ENISA: Concerted EU efforts are needed to avoid a 'digital 9/11' and combat cyber threats
ENISA presented a summary of its 'General Report 2007' and showcased some of its activities. The Agency underlined the crucial importance of Network and Information Security (NIS) for the European economy, in particular in regards to the i2010 goals (http://europa.eu/...).
Today, 30% of global trade is 'digitally dependent'. Spam costs business about €64,5bn in 2007, double the 2005 figure (Source: Ferris). As only 6% of spam reaches mailboxes, the problem is perceived to be under control. However, it is growing in quantity, size and bandwidth and remains a costly problem (http://www.enisa.europa.eu/...), with 94 % of spam being the invisible part of the 'ice-berg'.
The Agency highlighted its success in mitigating Cyber Attacks by supporting the set up of 'Computer Emergency Response Teams' (CERT), almost like 'digital fire brigades'. In 2005, only eight EU Member States had governmental CERTs, whereas in 2008 the number has almost doubled to 14 (http://www.enisa.europa.eu/...), with ten more planned within the next one to two years. CERTs are key components in combating cyber attacks such as those in Estonia, or spam generated by 'botnets'; hijacked computers of which there are 6mn in Europe (http://www.enisa.europa.eu/...) used by organised criminals for sending spam and committing online fraud.

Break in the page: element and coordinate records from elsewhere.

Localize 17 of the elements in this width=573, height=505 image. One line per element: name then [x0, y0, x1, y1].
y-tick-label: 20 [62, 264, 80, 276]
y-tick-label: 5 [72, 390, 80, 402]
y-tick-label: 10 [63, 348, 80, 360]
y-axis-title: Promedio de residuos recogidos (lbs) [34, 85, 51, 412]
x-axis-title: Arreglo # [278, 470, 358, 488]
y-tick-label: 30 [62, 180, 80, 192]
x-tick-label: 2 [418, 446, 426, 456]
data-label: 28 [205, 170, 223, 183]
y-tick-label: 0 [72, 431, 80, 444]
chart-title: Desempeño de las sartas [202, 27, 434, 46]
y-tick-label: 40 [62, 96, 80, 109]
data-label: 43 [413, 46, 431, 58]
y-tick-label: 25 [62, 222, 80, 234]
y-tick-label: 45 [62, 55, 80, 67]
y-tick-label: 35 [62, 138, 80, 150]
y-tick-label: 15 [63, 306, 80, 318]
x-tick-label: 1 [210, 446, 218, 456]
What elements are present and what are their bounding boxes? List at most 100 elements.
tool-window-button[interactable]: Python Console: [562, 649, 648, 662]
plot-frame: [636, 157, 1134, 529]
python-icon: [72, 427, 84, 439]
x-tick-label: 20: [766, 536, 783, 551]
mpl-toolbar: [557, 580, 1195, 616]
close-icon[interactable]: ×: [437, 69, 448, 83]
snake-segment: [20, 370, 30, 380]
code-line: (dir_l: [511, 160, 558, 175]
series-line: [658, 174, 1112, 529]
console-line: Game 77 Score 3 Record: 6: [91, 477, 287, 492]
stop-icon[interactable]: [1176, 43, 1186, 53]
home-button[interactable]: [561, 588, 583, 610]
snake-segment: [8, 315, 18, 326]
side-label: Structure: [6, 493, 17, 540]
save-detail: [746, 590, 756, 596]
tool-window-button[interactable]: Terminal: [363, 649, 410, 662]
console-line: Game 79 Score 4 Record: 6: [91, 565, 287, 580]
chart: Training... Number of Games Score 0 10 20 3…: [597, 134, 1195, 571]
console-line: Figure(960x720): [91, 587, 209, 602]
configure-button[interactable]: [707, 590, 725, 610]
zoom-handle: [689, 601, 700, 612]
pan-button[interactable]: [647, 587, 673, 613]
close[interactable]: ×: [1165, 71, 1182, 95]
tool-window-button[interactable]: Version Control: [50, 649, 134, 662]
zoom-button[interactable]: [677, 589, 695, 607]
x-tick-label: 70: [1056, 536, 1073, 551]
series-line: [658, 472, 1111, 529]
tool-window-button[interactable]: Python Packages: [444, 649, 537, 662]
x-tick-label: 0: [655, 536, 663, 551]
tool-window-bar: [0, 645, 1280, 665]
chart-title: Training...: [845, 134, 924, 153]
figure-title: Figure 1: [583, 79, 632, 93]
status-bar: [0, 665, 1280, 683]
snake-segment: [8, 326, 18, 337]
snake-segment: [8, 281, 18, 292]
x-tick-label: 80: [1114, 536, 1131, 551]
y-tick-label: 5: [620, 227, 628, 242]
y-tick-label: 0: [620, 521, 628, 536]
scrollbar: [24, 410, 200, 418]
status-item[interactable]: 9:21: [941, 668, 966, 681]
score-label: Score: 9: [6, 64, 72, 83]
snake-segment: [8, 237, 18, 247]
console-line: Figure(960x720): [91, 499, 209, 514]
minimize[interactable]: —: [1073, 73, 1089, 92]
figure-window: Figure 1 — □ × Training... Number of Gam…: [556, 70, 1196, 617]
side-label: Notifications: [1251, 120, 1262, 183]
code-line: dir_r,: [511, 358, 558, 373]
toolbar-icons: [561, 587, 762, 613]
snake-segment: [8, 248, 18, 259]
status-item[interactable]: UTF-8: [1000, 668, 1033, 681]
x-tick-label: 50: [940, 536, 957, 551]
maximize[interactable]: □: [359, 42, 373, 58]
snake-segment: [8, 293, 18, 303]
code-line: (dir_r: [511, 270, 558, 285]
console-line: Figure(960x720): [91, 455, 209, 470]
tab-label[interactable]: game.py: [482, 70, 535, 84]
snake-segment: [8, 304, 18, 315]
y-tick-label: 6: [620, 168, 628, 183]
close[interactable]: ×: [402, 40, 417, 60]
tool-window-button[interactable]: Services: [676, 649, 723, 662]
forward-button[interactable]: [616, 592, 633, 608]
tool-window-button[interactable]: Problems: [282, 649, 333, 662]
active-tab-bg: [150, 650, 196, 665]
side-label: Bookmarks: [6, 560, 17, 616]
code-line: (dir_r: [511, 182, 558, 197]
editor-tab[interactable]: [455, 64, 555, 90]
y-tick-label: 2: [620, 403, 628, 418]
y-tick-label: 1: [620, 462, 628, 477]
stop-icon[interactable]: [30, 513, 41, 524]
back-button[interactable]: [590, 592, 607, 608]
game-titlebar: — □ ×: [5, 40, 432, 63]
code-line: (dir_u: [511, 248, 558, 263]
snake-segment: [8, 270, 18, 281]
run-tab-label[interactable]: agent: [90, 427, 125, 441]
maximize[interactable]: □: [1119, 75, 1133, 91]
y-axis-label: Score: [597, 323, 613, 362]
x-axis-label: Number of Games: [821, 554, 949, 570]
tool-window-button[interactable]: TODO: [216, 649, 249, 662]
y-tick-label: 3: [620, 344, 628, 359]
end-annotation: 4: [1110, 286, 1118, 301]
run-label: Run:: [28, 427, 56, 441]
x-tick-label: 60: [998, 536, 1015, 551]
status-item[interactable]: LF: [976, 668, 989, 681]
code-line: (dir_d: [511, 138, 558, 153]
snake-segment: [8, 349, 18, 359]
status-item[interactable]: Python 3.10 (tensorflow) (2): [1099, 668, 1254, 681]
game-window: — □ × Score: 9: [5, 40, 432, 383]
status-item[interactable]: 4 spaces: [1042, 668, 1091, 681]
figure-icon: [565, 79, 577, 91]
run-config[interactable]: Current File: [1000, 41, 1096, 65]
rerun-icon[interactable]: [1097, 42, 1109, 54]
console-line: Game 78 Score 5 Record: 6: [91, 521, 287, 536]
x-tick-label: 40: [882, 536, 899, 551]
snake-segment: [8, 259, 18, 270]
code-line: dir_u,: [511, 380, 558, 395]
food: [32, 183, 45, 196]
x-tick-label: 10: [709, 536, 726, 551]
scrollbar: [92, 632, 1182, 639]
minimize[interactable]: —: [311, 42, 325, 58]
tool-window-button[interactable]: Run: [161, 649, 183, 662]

At the same time, ENISA underlined a concerning imbalance in Member States' security measures. The Executive Director of ENISA, Mr Andrea Pirotti commented:
"Europe must take security threats more seriously and invest more resources in NIS. Therefore, ENISA calls for the EU to introduce mandatory reporting on security breaches and incidents for business, just as the US has already done. The Member States should undertake concerted efforts to reduce the imbalances in security levels, with more cross-border cooperation. ENISA is confident that the need for secure networks to safeguard the European economy is a distinct driving force for Member States to cooperate more closely.", Mr Pirotti concluded.
The Agency stressed the risks of online social networking sites (http://www.enisa.europa.eu/...) and recommended for example a review of the Regulatory Framework of Directive 2002/58 on privacy and electronic communications.
ENISA has produced a feasibility study on a European Information Sharing and Alert System (http://www.enisa.europa.eu/...) for citizens and small business, with SMEs constituting 2/3 of the EU economy. ENISA has launched a three-year program as of the beginning of 2008 to improve resilience to public e-communication networks, for Member States to mitigate the risks of a digital 9/11.
Upcoming future threats and risks beyond 2008 were identified: e.g. fraud in virtual worlds, where assets are estimated to be between €64,5mn and €100mn (in 2006). The Agency will in 2008 issue various Position Papers with recommendations, e.g. on interoperable eID for Europe.The Agency is an Expert body, providing independent, expert advice to the EU and its Member States, in e.g. Risk Management/Assessment, Awareness Raising, security policies, resilience, etc.